Question

Where is the electric field zero between two opposite charges?

Answer 1

Hint: A physics field that surrounds electrically charged particles and exerts a force on all other charged particles in the field, either attracting or repelling them, is referred to as an electric field. It can also refer to a system of charged particles' physics field.
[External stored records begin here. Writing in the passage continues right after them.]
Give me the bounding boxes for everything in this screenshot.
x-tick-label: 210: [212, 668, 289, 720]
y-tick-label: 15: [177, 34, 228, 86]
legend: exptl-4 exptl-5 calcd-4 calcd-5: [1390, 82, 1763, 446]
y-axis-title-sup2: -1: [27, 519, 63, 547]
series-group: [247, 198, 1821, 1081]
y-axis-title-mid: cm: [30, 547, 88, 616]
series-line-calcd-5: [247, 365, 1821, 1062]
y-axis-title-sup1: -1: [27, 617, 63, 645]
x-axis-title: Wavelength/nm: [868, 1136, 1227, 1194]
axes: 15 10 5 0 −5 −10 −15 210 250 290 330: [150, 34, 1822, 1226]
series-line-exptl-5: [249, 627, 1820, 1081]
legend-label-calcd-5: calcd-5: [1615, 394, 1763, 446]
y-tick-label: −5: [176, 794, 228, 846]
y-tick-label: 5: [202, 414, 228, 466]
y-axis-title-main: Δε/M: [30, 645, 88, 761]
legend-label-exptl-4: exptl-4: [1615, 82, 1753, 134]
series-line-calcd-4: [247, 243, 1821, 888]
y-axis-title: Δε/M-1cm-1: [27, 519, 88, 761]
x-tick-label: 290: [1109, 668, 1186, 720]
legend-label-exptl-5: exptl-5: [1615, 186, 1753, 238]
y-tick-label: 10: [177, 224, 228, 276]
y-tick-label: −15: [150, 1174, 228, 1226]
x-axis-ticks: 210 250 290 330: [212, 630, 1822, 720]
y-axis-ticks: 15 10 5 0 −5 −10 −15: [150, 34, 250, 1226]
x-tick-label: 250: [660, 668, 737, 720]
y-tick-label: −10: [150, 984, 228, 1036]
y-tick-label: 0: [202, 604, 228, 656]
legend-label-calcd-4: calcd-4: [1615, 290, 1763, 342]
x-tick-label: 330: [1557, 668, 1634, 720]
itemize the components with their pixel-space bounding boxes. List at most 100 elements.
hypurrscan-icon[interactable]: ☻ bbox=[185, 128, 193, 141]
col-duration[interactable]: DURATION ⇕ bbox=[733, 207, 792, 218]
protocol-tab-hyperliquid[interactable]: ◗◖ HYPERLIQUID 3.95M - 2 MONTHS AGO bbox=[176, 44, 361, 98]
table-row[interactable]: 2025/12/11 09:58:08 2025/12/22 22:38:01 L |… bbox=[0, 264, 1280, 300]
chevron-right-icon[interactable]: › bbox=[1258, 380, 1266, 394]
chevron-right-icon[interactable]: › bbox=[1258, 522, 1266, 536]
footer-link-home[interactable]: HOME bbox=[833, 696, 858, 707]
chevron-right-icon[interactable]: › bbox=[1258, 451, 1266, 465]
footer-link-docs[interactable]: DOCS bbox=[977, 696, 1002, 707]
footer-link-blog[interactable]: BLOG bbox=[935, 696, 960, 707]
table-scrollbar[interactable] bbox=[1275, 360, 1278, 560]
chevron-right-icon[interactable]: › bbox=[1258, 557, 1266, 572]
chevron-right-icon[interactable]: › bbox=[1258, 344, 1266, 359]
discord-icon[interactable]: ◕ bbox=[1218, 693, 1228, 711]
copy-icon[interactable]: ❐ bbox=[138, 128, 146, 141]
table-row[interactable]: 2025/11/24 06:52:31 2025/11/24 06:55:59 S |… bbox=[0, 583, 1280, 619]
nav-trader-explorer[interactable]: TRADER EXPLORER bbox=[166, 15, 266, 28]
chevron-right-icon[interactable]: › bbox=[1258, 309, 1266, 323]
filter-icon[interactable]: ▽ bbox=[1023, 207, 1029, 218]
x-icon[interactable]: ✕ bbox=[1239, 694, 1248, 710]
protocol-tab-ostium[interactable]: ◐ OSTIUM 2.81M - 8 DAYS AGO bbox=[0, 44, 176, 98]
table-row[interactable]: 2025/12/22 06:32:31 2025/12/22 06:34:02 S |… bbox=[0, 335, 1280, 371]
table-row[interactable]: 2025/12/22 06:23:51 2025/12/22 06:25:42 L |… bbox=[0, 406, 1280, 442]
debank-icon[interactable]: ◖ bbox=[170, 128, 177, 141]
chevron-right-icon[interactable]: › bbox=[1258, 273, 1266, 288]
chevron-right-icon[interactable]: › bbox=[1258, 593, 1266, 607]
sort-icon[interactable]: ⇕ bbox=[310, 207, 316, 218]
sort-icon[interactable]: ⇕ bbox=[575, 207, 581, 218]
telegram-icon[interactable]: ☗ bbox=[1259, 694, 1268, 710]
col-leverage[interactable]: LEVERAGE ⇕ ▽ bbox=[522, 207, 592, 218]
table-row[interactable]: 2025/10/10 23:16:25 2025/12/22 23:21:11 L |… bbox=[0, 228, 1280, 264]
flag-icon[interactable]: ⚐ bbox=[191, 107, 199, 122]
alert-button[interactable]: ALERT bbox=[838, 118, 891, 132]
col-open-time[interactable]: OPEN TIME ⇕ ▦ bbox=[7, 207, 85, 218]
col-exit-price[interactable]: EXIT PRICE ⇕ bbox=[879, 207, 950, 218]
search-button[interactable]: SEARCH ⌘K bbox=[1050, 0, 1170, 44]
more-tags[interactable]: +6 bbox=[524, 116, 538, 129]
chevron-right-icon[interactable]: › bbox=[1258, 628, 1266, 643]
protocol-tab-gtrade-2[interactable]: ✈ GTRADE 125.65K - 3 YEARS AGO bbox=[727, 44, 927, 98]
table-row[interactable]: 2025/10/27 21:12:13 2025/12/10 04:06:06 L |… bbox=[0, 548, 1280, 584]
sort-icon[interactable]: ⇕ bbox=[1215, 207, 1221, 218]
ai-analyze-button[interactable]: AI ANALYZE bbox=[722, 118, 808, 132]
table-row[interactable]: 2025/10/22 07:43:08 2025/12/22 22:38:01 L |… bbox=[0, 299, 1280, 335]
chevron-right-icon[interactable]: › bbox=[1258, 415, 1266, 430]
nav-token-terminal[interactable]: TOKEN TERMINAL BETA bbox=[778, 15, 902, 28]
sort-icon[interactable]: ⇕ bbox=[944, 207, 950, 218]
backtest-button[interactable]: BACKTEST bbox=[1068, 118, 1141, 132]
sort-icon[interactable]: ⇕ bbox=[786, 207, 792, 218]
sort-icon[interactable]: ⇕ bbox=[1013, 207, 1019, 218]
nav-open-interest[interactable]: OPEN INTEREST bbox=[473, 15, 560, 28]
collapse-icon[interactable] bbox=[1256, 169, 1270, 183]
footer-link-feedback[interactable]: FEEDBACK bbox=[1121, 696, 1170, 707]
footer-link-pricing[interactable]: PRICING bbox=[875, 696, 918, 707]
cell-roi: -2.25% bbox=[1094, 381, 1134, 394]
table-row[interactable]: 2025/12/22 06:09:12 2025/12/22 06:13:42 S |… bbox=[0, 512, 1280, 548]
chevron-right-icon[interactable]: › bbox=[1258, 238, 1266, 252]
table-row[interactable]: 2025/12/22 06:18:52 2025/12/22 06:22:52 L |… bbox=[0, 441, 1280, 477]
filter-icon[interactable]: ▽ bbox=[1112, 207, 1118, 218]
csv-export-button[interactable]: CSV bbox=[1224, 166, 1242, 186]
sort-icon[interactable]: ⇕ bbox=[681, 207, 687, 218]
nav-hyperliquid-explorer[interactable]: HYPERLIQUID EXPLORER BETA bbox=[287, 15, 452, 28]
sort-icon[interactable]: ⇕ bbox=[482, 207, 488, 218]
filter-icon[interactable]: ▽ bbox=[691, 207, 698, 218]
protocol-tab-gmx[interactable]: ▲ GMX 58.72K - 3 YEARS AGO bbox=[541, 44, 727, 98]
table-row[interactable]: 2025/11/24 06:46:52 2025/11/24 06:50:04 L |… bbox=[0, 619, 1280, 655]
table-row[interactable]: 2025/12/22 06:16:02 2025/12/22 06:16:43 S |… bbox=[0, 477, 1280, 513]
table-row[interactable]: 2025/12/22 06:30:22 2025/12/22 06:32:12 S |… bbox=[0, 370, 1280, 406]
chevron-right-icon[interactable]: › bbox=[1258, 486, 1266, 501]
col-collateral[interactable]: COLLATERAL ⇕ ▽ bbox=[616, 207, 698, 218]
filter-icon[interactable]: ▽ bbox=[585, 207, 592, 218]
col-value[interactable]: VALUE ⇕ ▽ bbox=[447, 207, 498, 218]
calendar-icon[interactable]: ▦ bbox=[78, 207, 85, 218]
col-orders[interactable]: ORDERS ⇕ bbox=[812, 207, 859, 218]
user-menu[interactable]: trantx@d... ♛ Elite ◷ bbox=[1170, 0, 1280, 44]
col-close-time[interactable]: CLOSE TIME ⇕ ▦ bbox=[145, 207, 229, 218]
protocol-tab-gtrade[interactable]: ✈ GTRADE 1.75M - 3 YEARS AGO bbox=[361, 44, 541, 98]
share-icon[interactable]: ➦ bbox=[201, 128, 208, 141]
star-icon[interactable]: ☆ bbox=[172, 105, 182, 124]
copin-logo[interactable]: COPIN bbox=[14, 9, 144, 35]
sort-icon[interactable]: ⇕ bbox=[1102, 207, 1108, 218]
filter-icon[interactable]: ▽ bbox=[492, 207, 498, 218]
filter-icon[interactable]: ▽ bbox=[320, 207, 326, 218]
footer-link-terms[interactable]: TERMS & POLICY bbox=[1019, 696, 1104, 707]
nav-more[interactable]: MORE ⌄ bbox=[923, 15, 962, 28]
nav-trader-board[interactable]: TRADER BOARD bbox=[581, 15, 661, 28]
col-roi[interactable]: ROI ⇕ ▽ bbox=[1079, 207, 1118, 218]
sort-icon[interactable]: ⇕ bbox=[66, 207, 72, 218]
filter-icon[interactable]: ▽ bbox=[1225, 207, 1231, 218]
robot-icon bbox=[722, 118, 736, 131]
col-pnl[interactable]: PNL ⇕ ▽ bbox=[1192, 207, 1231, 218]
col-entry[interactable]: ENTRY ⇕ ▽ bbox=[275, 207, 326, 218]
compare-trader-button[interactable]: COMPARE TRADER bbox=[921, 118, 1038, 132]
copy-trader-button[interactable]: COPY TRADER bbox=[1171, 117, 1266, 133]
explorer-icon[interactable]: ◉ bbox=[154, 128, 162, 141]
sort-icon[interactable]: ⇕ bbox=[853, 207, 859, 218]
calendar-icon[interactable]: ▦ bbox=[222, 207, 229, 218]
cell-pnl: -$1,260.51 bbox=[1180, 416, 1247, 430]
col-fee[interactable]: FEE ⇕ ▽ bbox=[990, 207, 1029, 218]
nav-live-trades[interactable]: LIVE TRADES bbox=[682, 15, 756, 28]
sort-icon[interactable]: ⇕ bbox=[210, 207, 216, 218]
Complete step-by-step solution:
At a given distance from a point charge, the electric field is a vector that points away from a positive charge and toward a negative charge. Its magnitude is proportional to the charge and inversely proportional to the distance, according to the inverse square law.
The only place where the field vectors may point in absolutely opposite directions is the line running between the two-point charges. Hence the zero-field position must be there.
The field vectors from both charges point toward the negative charge, thus it can't be between the two opposite charges. It must be on one side of both of them, with the vectors pointing in opposing directions.
For the field from the smaller charge to be equal in magnitude to the field from the larger charge, it must be on the side closer to the smaller charge.
Let's get to algebra now that we've covered geometry. By the square root of its charge to the larger charge, the distance from the smaller charge must be less than the distance from the larger charge. If you know the charge ratio, you can figure out the distance ratio. After you've set up your coordinate system, you'll need to solve a linear problem rather than a quadratic equation.

Additional Information:
Recognize that the \[0\] potential reference point is infinitely far away from both charges. As a result, when you go to a place equidistant from both charges, you do positive work against one charge's field while doing negative work against the other (since they have an opposite charge). As a result, the total amount of work completed is zero.

 Note:
Example:
Two opposite point charges, each of magnitude \[q\] are separated by a distance\[2d\]. What is the electric potential at a point \[P\] mid-way between them?

 Result:
${V^ + } = \dfrac{1}{{4\pi {\varepsilon _0}}}\dfrac{q}{d}$ and ${V^ - } = - \dfrac{1}{{4\pi {\varepsilon _0}d}}\dfrac{q}{d}$
$ \Rightarrow V = {V^ + } + {V^ - } = \dfrac{1}{{4\pi {\varepsilon _0}}}\dfrac{q}{d} - \dfrac{1}{{4\pi {\varepsilon _0}}}\dfrac{q}{d} = 0$
So, the potential at P due to opposite charges is \[0\].